How can we not talk about the Romans and the Greeks regarding perfume? Historians discovered actual documentation of their perfume-making processes. They created one of their fragrances using these documented processes that possibly dated back to 1850 BC!
They did not only use perfumes for religious ceremonies, but they also used them in public bathhouses and in skin and body care items in the form of oil and balms. Doctors in these ancient times used this item to treat infections. They also used it to purify the air around them. They believed that balms and oils with fragrances had effective anti-aging agents.
Origin of Perfumes
How does one make perfume? Well, the ancient people used natural substances like the bark of trees, wood, leaves, flowers, and seeds to make it. The earliest evidence of perfume comes from Egypt and Mesopotamia, after which the Persians and Romans picked it up.

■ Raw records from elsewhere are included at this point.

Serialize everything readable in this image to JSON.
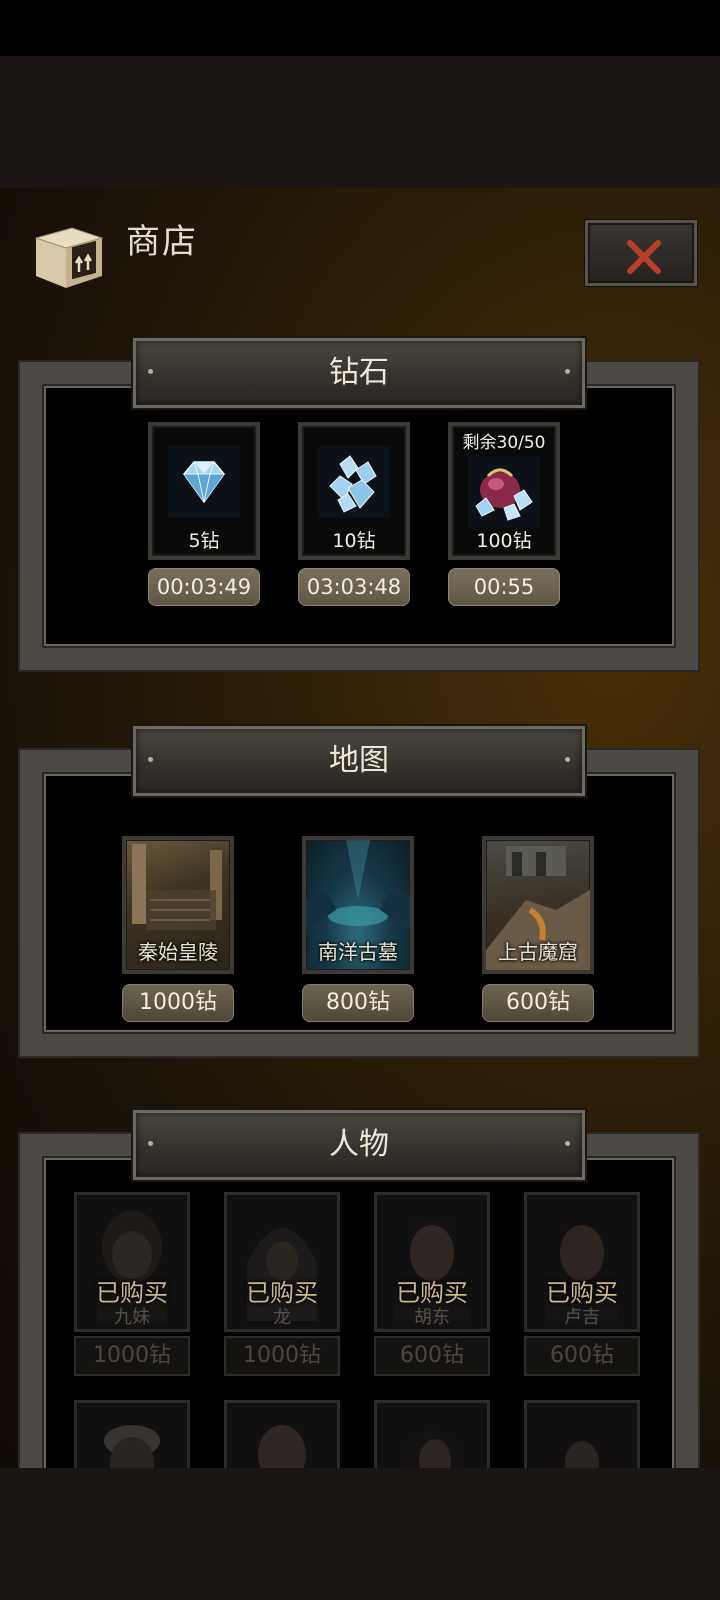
{
  "header": {
    "title": "商店",
    "close_icon": "close-x-icon"
  },
  "sections": {
    "diamond": {
      "title": "钻石",
      "items": [
        {
          "label": "5钻",
          "timer": "00:03:49",
          "icon": "single-diamond-icon"
        },
        {
          "label": "10钻",
          "timer": "03:03:48",
          "icon": "diamond-pile-icon"
        },
        {
          "label": "100钻",
          "timer": "00:55",
          "remaining": "剩余30/50",
          "icon": "diamond-bag-icon"
        }
      ]
    },
    "map": {
      "title": "地图",
      "items": [
        {
          "name": "秦始皇陵",
          "price": "1000钻"
        },
        {
          "name": "南洋古墓",
          "price": "800钻"
        },
        {
          "name": "上古魔窟",
          "price": "600钻"
        }
      ]
    },
    "character": {
      "title": "人物",
      "items": [
        {
          "status": "已购买",
          "name": "九妹",
          "price": "1000钻"
        },
        {
          "status": "已购买",
          "name": "龙",
          "price": "1000钻"
        },
        {
          "status": "已购买",
          "name": "胡东",
          "price": "600钻"
        },
        {
          "status": "已购买",
          "name": "卢吉",
          "price": "600钻"
        }
      ]
    }
  },
  "colors": {
    "accent_gold": "#c9b98a",
    "close_red": "#b8402a",
    "frame": "#4c4944"
  }
}
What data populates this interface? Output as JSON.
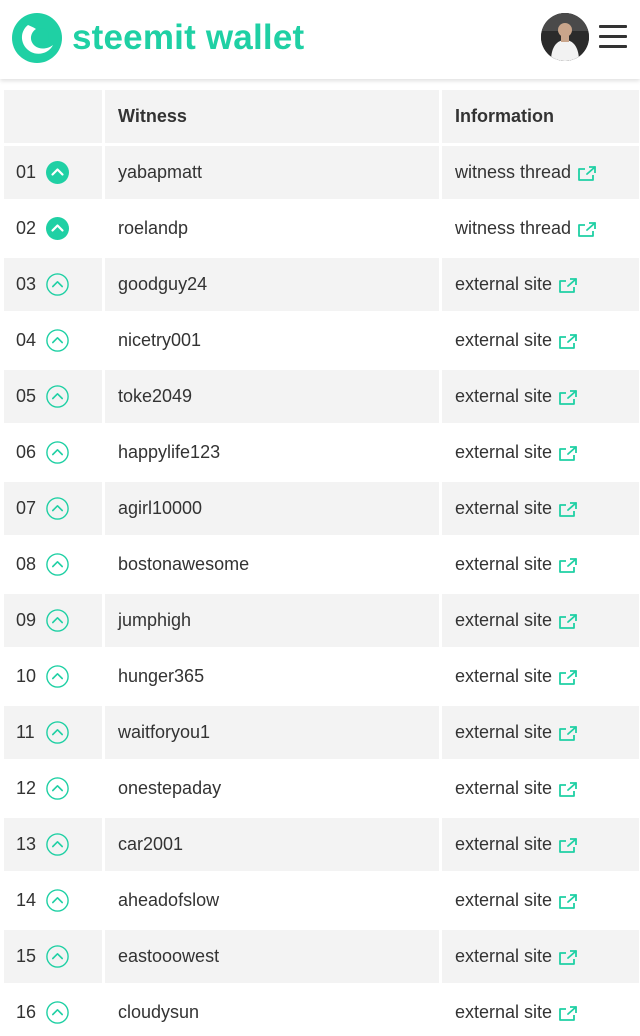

Historians recognize a woman chemist named Taputti as the world’s first perfume maker. They discovered her stories of perfumes in Mesopotamia on a clay tablet, which suggests that she made perfume around the second millennium BC.
The word perfume itself derives from the Latin word ‘Parfumare’, which means ‘to smoke through,’ and the art of making perfumes is ‘perfumery.’ The very first form of perfume was not in a liquid state. On the contrary, ancient cultures burned incense to create fragrant smoke. Historians attribute the credit for liquid perfume to the Greeks, but the Arabic discovery of distillation made the production of perfumes feasible.
Perfumes in this Day and Age
In the 19th Century, the perfume industry underwent a significant change. With the help of development in chemistry, the foundation of modern perfumery was laid. Perfumes today are a mixture of complex chemicals. The production of synthetic versions of many natural compounds has played a huge role in facilitating the manufacture of fragrances and liquid perfume.